Schon in Mail und Juni ließ Sasonow Benckendorff bei Grey und Churchill in dieser Frage vorstellig werden. Sasonow musste gar nicht am 30.07. heftig intervenieren lassen, denn Churchill hatte bereits beschlossen, die beiden Schiffe zu beschlagnahmen und der Royal Navy zuzuführen. Am gleichen Tage begann ja auch offiziell die russische Generalmobilmachung. Sobald der Krieg begann, konnte Russland nicht allen Ernstes darauf hoffen, Kriegsschiffe irgendwelcher Art durch die Meerengen in das Schwarze Meer zu bekommen. Ergo durften dir Osmanen die beiden Großkampfschiffen keinesfalls bekommen.
Als Enver von der russischen Generalmobilmachung Kenntnis erhielt, ordnete er für das Osmmanische Reich die Generalmobilmachung an.

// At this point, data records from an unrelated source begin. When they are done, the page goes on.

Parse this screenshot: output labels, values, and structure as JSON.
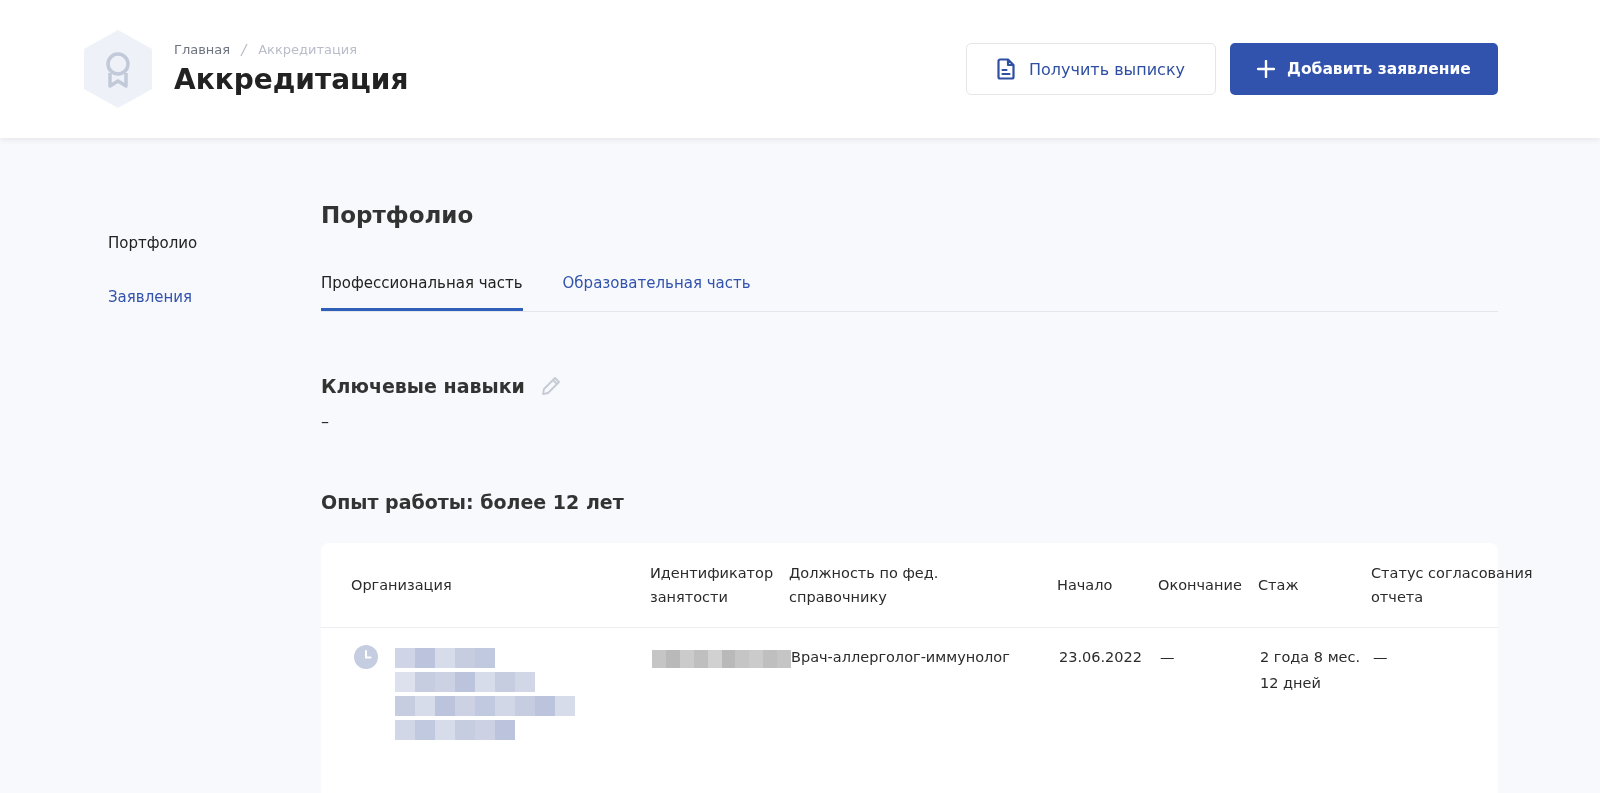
{
  "breadcrumbs": [
    {
      "label": "Главная",
      "current": false
    },
    {
      "label": "Аккредитация",
      "current": true
    }
  ],
  "page_title": "Аккредитация",
  "header_buttons": [
    {
      "label": "Получить выписку",
      "kind": "secondary"
    },
    {
      "label": "Добавить заявление",
      "kind": "primary"
    }
  ],
  "sidebar": {
    "items": [
      {
        "label": "Портфолио",
        "selected": true
      },
      {
        "label": "Заявления",
        "selected": false
      }
    ]
  },
  "section_title": "Портфолио",
  "tabs": [
    {
      "label": "Профессиональная часть",
      "selected": true
    },
    {
      "label": "Образовательная часть",
      "selected": false
    }
  ],
  "key_skills": {
    "title": "Ключевые навыки",
    "value": "–"
  },
  "experience_title": "Опыт работы: более 12 лет",
  "table": {
    "columns": [
      "Организация",
      "Идентификатор занятости",
      "Должность по фед. справочнику",
      "Начало",
      "Окончание",
      "Стаж",
      "Статус согласования отчета"
    ],
    "rows": [
      {
        "position": "Врач-аллерголог-иммунолог",
        "start": "23.06.2022",
        "end": "—",
        "tenure": "2 года 8 мес. 12 дней",
        "status": "—"
      }
    ]
  }
}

Am 03.August befahl Enver die sofortige Schließung und Verminung des südlichen Endes der Dardanellen und des nördlichen Endes des Bosporus.

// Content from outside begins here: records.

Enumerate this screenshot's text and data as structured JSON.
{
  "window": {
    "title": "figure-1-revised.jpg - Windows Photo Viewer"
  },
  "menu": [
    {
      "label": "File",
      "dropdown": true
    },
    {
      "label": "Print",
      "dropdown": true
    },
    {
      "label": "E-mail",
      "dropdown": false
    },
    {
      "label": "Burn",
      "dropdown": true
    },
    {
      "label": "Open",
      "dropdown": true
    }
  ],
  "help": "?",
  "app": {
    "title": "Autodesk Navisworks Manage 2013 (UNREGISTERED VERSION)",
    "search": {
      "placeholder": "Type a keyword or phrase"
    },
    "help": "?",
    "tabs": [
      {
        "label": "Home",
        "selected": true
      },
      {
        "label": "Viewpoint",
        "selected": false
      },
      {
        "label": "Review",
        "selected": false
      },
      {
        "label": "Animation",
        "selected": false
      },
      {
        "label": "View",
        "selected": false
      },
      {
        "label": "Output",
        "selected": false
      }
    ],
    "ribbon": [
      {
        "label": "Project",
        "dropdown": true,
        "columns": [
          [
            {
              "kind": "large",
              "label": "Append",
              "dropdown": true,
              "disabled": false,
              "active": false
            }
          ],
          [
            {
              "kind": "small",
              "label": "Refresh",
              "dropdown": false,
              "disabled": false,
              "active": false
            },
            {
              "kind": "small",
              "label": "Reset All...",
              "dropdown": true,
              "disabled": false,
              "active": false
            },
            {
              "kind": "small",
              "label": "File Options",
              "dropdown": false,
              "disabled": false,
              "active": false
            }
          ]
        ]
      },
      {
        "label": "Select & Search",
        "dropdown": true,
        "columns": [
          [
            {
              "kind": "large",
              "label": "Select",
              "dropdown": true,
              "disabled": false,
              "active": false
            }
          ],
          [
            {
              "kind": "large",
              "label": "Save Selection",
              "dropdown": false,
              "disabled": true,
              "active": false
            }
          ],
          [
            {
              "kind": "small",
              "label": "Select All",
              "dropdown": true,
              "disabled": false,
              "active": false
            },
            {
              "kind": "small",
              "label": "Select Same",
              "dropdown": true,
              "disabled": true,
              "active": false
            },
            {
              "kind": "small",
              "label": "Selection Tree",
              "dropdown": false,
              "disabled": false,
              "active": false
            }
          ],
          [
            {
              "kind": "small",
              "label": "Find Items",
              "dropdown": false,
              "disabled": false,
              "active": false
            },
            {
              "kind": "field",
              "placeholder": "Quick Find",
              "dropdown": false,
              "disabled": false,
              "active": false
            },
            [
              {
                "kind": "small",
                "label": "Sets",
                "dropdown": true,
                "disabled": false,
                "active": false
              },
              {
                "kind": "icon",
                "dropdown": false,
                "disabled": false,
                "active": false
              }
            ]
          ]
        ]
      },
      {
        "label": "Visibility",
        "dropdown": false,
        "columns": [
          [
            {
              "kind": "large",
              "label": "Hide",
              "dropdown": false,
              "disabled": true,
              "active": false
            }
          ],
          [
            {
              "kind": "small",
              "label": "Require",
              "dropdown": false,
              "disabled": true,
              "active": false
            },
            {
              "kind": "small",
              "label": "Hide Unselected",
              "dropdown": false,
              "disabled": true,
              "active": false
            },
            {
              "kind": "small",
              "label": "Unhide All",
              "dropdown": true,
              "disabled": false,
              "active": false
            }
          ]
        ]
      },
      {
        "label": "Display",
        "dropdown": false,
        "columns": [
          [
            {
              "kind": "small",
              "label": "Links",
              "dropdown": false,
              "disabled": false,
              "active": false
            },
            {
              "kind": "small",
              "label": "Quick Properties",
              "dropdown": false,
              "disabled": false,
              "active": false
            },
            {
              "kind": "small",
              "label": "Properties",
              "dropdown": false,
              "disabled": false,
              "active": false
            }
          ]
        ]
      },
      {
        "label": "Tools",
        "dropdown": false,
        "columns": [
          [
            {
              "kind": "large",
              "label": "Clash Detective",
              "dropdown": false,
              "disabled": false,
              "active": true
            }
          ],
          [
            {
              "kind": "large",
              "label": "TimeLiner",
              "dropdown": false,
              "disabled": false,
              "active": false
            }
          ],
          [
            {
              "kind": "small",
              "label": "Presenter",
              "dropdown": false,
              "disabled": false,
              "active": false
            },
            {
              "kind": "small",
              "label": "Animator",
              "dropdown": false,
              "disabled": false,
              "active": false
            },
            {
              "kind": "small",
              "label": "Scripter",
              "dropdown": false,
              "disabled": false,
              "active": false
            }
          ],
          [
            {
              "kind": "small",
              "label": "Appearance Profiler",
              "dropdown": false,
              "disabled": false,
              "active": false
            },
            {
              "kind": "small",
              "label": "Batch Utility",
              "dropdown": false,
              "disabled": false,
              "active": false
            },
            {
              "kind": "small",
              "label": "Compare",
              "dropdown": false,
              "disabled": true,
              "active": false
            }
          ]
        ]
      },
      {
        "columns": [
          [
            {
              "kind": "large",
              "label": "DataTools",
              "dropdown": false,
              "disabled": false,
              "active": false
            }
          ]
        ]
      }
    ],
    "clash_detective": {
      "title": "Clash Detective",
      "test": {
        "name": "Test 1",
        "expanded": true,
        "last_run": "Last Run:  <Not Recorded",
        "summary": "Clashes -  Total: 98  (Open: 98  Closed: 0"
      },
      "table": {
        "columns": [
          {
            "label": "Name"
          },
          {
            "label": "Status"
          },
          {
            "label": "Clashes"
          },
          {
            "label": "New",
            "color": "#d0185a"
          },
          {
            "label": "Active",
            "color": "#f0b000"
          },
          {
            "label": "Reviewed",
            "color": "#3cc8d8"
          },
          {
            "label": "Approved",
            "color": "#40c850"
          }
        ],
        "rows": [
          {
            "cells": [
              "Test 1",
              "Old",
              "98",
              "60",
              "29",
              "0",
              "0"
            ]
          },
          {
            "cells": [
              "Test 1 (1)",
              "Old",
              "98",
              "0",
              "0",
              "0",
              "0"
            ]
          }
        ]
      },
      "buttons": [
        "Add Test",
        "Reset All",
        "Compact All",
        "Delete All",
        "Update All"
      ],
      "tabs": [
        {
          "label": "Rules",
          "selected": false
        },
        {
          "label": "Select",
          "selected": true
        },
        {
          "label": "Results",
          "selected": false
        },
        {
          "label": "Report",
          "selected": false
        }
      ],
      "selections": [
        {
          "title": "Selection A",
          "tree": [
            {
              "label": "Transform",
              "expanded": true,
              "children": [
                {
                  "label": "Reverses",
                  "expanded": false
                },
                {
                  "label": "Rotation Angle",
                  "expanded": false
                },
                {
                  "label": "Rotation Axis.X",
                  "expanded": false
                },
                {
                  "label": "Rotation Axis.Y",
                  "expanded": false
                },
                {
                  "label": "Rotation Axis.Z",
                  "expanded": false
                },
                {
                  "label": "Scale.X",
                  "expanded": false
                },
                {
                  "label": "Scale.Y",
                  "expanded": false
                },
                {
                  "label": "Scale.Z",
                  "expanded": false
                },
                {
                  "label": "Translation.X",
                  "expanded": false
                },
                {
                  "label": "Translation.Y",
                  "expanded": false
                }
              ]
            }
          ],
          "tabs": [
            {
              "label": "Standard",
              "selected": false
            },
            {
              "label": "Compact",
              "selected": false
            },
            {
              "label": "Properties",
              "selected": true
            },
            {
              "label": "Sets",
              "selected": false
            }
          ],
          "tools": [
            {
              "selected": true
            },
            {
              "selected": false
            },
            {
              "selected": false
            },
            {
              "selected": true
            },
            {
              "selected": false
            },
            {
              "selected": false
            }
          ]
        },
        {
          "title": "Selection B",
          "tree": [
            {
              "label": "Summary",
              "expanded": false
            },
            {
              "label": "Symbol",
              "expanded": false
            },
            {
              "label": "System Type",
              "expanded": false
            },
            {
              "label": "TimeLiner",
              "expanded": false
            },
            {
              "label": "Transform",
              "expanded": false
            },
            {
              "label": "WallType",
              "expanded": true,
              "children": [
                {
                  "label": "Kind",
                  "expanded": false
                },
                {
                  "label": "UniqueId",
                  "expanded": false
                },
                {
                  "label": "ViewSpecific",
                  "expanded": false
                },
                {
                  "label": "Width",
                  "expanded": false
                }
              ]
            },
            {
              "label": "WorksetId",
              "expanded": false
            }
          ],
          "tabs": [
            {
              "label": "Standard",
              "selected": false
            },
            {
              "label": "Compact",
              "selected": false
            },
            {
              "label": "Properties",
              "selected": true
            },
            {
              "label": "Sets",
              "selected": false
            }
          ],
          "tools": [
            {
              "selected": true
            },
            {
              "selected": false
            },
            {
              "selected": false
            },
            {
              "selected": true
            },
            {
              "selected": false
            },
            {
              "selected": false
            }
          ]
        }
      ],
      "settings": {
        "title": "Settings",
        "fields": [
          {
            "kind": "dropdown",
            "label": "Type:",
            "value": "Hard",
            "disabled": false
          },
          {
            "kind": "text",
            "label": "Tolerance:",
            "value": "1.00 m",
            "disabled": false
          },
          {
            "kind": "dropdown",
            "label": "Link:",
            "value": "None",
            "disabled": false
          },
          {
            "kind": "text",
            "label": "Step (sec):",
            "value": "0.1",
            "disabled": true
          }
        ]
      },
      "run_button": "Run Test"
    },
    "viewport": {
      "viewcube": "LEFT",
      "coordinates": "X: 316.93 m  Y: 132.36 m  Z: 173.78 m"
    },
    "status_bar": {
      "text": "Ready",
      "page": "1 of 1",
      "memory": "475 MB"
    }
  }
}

Der Großwesir warnte des russischen Botschafter Giers, das jegliche Provokation durch die russische Flotte im Schwarzen Meer mit der vollständigen Schließung der Meerengen für russische Schiffe jeder Art beantrwortet werden würde. (1)

Aha, die Meerengen waren also schon vorher auf Veranlassung der osmanischen Regierung mehr oder weniger geschlossen! Haben das Mallet und Morgennthau etwa nicht gewußt? Wohl kaum.

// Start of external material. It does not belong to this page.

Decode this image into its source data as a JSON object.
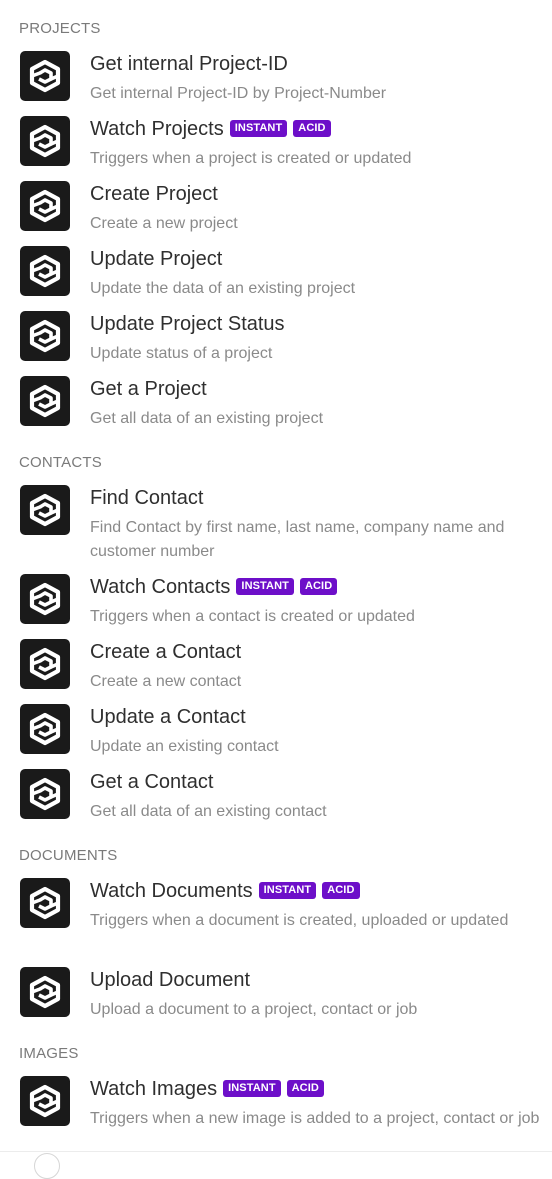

Und nur mal aus Interesse an deiner interessanten Wortwahl hinsichtlich der jungtürkischen Regierung. Wie würdest du die serbische Regierung nach dem Juni 1903, als die Serben den eigenen Monarch, grauenhafte Details kannst du bei Clark, Schlafwandler nachlesen, samt Ehefrau abgeschlachtet haben, bezeichnen? Bitte um Entschuldigung für die Wortwahl, aber das Wort Mord wird dem Geschehenen nicht mehr gerecht.


Und Sasonow: Ihm genügte der Erfolg und das deutsche Nachgeben, die deutsche diplomatische Niederlage nicht. Er verlangte jetzt ein russisch-britisches Abkommen im Geiste des Briefwechsels von Grey und Cambon. Das war dann die projektierte Marinekonvention. Darüber hinaus, siehe die Drei Konferenzen von Prokowski, wurrden Überlegungen und Planungen unternommen, um die Frage der Meerengen endgültig gewaltsam im russischen Sinne zu lösen.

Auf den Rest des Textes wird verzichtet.